O lomo saltado é o prato em que a China encontra os Andes: técnica de salteado chinês, cebola roxa e ají amarillo peruanos, shoyu e vinagre no mesmo gole, batata frita por cima e arroz ao lado. Aqui está o roteiro para chegar naquela versão em que a carne fica selada por fora e rosada por dentro, a cebola mantém crocância no miolo, o tomate desmancha só na beirada e a batata chega estalando à mesa. Não existe truque de chef: existe fogo alto de verdade, panela seca e a disciplina de fritar em levas.

Os ingredientes

  • 600 g de filé mignon, alcatra ou contrafilé, em tiras de 1,5 cm de espessura
  • 2 cebolas roxas médias (cerca de 300 g), em gomos grossos de 1,5 cm
  • 3 tomates italianos firmes (cerca de 300 g), sem sementes, em gomos
  • 3 colheres (sopa) de shoyu (45 ml)
  • 2 colheres (sopa) de vinagre de vinho tinto (30 ml)
  • 2 dentes de alho amassados
  • 1 colher (chá) de alho em pó, para o tempero seco da carne
  • 1 colher (chá) cheia de pimenta-do-reino em pó, moída na hora de temperar
  • 1 colher (chá) de colorífico (colorau), para a cor alaranjada quando não houver ají amarillo
  • 1 colher (sopa) de pasta de ají amarillo (opcional, mas é o sabor original)
  • 3 colheres (sopa) de folhas de coentro picadas grosseiramente
  • 2 colheres (sopa) de óleo neutro de alto ponto de fumaça (girassol, soja ou canola)
  • 600 g de batata asterix ou ágata, em bastões de 1 cm
  • Óleo suficiente para cobrir as batatas na fritura
  • Sal a gosto
  • 2 xícaras (chá) de arroz branco cru, para servir ao lado
  • Opcional: 2 colheres (sopa) de pisco, para deglacear a panela

O passo a passo

  1. Tempere a carne e tire o gelo dela. Corte o filé em tiras de 1,5 cm no sentido contrário às fibras: tira grossa demais não sela a tempo, tira fina demais vira palha dentro do molho. Tempere com sal, a pimenta-do-reino em pó e o alho em pó, misture com as mãos até cada pedaço ficar coberto e deixe descansar 20 minutos fora da geladeira, coberta com um pano. Carne saindo direto do gelo derruba a temperatura da panela e é a origem número um do salteado aguado.
  2. Deixe o arroz pronto antes de qualquer outra coisa. O salteado inteiro leva menos de sete minutos, e se o arroz ainda estiver no fogo é o prato que espera e murcha. Faça um arroz branco de grão solto, sem excesso de gordura, para receber o molho sem empapar.
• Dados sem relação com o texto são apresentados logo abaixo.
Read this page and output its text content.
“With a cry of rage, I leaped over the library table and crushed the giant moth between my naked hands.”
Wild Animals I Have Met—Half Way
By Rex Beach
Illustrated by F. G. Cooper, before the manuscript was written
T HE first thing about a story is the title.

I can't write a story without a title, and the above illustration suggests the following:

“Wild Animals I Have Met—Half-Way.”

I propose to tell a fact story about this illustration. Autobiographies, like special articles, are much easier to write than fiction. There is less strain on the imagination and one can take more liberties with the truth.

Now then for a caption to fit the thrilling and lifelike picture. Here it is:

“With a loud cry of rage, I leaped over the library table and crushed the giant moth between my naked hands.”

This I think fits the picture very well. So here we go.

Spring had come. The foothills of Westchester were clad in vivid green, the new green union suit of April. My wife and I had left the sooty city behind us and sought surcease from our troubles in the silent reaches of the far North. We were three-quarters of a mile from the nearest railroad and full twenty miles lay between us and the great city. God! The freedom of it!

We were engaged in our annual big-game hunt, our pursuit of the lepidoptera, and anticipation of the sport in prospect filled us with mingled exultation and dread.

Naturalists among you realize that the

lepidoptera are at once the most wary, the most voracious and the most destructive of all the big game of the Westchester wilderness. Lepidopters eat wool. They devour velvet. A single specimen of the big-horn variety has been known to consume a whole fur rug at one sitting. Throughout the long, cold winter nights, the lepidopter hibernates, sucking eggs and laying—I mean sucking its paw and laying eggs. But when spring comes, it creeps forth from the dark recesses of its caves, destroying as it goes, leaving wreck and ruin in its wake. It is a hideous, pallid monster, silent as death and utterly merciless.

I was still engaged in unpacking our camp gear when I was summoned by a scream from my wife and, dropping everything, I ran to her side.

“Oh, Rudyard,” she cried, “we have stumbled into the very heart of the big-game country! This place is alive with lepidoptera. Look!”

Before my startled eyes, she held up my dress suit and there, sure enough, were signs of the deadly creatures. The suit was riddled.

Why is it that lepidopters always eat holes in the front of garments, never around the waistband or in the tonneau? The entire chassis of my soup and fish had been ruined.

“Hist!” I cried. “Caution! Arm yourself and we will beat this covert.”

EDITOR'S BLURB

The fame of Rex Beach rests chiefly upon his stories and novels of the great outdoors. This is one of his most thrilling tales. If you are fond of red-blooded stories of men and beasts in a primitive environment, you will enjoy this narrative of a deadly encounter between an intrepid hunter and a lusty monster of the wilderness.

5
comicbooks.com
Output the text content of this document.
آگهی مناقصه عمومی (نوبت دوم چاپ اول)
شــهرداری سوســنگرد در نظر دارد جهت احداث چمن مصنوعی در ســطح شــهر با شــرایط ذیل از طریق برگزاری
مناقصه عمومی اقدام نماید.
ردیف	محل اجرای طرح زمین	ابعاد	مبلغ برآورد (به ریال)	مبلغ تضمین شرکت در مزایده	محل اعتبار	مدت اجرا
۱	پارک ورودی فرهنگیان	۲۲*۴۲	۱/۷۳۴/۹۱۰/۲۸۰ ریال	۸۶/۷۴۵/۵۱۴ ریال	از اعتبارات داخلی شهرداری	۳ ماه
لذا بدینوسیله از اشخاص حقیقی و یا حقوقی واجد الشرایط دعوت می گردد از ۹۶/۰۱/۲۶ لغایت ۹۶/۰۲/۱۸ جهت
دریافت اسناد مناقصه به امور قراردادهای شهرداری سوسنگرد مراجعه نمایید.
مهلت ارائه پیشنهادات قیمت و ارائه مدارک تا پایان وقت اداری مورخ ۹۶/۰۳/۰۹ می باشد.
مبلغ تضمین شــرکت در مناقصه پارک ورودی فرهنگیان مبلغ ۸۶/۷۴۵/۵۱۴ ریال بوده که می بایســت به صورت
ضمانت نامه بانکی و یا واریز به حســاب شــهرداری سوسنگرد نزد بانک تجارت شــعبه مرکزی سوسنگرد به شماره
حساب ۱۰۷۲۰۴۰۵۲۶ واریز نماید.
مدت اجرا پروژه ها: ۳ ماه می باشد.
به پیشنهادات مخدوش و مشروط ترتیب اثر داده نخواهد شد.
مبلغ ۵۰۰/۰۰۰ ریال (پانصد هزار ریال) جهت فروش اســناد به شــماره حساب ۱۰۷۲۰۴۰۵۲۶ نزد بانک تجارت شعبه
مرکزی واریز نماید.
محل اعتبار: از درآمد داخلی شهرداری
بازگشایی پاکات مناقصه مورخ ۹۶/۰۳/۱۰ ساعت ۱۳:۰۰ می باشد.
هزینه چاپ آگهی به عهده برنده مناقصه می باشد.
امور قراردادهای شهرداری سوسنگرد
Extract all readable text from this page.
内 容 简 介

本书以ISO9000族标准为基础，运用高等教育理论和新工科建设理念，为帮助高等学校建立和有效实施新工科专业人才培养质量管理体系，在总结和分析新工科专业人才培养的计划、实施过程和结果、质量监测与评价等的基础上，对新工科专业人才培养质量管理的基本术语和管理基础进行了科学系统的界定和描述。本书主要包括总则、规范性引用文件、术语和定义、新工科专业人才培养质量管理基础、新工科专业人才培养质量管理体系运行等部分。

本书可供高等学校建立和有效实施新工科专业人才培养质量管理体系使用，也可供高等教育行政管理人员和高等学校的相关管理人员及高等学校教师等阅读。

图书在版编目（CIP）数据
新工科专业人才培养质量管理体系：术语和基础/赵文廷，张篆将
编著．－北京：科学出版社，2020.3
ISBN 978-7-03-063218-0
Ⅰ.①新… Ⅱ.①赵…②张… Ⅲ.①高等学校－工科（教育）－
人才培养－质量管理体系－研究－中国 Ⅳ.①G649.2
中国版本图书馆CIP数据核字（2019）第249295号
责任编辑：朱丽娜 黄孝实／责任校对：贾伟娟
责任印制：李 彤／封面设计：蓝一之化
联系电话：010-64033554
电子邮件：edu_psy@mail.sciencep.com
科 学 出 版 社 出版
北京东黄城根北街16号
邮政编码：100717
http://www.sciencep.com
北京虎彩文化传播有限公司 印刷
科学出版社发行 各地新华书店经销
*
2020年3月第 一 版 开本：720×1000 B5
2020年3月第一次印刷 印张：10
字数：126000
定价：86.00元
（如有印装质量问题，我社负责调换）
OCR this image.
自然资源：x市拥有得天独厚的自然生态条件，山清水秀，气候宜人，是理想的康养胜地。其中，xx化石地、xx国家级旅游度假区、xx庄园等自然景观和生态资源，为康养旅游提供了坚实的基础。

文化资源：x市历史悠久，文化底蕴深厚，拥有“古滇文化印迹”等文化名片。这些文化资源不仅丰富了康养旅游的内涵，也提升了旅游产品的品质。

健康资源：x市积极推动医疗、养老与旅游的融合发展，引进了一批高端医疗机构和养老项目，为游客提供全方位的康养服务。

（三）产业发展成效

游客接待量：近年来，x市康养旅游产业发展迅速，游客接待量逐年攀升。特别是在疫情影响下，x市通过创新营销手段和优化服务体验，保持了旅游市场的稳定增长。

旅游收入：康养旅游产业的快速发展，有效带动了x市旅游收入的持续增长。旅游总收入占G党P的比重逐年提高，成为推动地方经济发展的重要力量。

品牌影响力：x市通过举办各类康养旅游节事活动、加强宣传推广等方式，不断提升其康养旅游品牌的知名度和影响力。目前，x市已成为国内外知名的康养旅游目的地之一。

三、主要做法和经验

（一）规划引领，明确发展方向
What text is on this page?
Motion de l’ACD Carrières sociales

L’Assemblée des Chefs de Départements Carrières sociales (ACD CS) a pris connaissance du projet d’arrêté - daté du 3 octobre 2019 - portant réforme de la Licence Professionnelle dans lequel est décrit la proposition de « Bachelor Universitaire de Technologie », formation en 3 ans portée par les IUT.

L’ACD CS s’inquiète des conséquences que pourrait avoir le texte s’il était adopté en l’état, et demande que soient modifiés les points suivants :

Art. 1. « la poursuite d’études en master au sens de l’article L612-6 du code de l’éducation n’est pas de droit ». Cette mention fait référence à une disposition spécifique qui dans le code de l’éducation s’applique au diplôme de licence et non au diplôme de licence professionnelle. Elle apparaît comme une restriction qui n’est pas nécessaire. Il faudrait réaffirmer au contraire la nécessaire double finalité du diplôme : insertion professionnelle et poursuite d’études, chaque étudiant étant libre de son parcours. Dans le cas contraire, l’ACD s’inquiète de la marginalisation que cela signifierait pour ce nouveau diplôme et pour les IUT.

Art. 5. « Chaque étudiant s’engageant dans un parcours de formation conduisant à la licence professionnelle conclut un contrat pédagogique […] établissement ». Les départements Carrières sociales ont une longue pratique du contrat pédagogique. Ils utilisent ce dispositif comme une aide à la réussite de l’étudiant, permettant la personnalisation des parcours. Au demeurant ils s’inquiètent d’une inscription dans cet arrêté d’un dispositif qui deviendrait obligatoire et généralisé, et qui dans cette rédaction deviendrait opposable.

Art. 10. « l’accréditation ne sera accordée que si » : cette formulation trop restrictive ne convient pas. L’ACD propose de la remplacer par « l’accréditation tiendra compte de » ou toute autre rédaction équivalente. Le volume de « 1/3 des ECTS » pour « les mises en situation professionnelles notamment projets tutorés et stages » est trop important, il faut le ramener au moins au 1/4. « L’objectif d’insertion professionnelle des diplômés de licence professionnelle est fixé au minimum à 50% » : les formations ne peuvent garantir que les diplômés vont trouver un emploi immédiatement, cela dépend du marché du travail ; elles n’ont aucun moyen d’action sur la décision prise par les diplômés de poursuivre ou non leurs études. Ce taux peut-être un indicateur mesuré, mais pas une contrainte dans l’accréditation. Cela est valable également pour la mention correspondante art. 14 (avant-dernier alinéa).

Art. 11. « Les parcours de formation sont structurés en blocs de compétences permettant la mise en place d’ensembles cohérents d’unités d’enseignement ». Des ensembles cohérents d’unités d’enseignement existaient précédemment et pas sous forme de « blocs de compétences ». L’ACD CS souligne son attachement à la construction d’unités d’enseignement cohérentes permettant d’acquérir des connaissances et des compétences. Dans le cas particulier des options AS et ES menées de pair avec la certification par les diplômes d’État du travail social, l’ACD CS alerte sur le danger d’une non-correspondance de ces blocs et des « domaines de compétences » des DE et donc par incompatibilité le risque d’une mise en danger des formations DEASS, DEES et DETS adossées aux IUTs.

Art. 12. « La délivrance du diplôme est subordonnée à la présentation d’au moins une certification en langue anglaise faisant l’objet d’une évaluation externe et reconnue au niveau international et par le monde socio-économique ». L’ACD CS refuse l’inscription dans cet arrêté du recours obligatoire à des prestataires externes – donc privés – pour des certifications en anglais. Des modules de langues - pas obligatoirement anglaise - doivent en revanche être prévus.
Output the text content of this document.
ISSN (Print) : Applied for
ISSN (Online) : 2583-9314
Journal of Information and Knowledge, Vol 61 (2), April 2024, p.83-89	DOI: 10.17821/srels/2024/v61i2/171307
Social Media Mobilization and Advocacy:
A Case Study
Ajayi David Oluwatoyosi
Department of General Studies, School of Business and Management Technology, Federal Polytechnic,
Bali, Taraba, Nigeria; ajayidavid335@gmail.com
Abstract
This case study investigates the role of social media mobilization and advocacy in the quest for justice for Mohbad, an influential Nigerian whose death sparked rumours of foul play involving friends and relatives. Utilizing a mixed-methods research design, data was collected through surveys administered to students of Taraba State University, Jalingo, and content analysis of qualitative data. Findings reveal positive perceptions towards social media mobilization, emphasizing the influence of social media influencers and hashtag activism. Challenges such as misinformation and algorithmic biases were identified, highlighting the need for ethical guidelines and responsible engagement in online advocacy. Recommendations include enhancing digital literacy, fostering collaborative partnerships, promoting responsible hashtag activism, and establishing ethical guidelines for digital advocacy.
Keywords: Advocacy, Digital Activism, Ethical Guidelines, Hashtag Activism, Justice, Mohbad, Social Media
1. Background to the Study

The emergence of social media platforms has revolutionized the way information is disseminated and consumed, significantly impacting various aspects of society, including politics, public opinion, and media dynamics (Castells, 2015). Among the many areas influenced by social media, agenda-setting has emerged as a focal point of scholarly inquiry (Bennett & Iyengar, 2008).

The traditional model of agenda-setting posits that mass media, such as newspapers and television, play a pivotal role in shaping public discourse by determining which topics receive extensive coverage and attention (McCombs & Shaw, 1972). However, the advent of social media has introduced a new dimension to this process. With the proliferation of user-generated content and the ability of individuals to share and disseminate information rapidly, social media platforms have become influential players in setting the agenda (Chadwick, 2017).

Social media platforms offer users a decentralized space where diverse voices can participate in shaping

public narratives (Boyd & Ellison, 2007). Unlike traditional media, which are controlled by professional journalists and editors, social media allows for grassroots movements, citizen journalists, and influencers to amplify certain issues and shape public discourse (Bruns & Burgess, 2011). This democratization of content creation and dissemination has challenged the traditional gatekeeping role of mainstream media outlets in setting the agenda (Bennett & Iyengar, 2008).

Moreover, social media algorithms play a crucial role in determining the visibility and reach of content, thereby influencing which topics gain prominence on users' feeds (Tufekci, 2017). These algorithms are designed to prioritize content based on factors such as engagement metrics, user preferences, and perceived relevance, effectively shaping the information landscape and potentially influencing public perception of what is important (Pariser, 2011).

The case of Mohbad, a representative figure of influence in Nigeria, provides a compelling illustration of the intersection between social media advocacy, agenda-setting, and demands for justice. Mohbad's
O método com as proporções e o ponto de água está em como fazer arroz soltinho perfeito. Mantenha a panela tampada, fora do fogo, até a hora de montar.
  3. Monte a mise en place ao lado do fogão. Corte as cebolas roxas em gomos grossos, separando as camadas com os dedos para que cada pétala salteie sozinha. Corte os tomates em gomos e retire as sementes, que são justamente a parte que solta água na panela. Pique o coentro. Num potinho, misture o shoyu, o vinagre de vinho tinto e a pasta de ají amarillo (ou o colorífico dissolvido em uma colher de água). Depois que o fogo acende, não há tempo de cortar nada.
  4. Frite as batatas e deixe-as prontas e crocantes. Bastões de 1 cm, dupla fritura: a primeira em óleo a cerca de 150 °C, até ficarem macias e ainda pálidas; descanso de 10 minutos; a segunda a cerca de 190 °C, até dourar. Sal só depois de escorrer. Os tempos exatos e o porquê de cada etapa estão em batata frita de dupla fritura. Guarde as batatas numa grade, nunca empilhadas sobre papel dentro de uma tigela funda.
  5. Aqueça a panela até quase o limite. Wok de ferro ou frigideira grande de fundo pesado, vazia, em fogo máximo por 3 a 4 minutos, até uma gota de água evaporar no ato ao encostar. Só então entra 1 colher (sopa) de óleo, que deve escorrer fino como água e começar a ondular. Panela morna cozinha a carne; panela quente salteia. Abra a janela ou ligue o exaustor antes, porque vai sair fumaça.
  6. Sele a carne em levas, sem mexer. Metade da carne por vez, espalhada em camada única, e 40 a 60 segundos de imobilidade absoluta: a crosta se forma no silêncio, não no movimento. Vire, deixe mais 30 segundos e transfira para um prato. Repita com a segunda leva e a colher de óleo restante. Deixe a carne descansando enquanto o resto acontece, porque é nesse intervalo que o suco se redistribui em vez de escorrer todo na tábua, como explica o descanso da carne.
  7. Salteie a cebola, depois o tomate. Na mesma panela, ainda em fogo máximo e com o fundo tostado da carne, jogue a cebola roxa e o alho amassado e sacuda por 60 a 90 segundos: as bordas escurecem e o miolo continua firme, quase cru. Junte os gomos de tomate e sacuda mais 30 segundos, só o suficiente para aquecer, nunca para desmanchar. O tomate entra por último e sai inteiro.
  8. Devolva a carne e deglace com o molho. Volte a carne junto com o líquido que ela soltou no prato, despeje a mistura de shoyu, vinagre e ají de uma vez sobre a borda quente da panela (se for usar o pisco, é aqui) e raspe o fundo com a colher para soltar toda a crosta grudada, que é onde mora o sabor. Mais 30 segundos, no máximo. Desligue o fogo, jogue o coentro por cima e prove o sal: o shoyu já salga bastante sozinho.
  9. Monte só na hora de servir. Arroz de um lado do prato, o salteado com todo o molho do outro e as batatas fritas por cima da carne, no último segundo, para que a crocância encontre o molho na boca e não dentro da travessa. Da panela para a mesa: cada minuto parado é crocância que vira pano.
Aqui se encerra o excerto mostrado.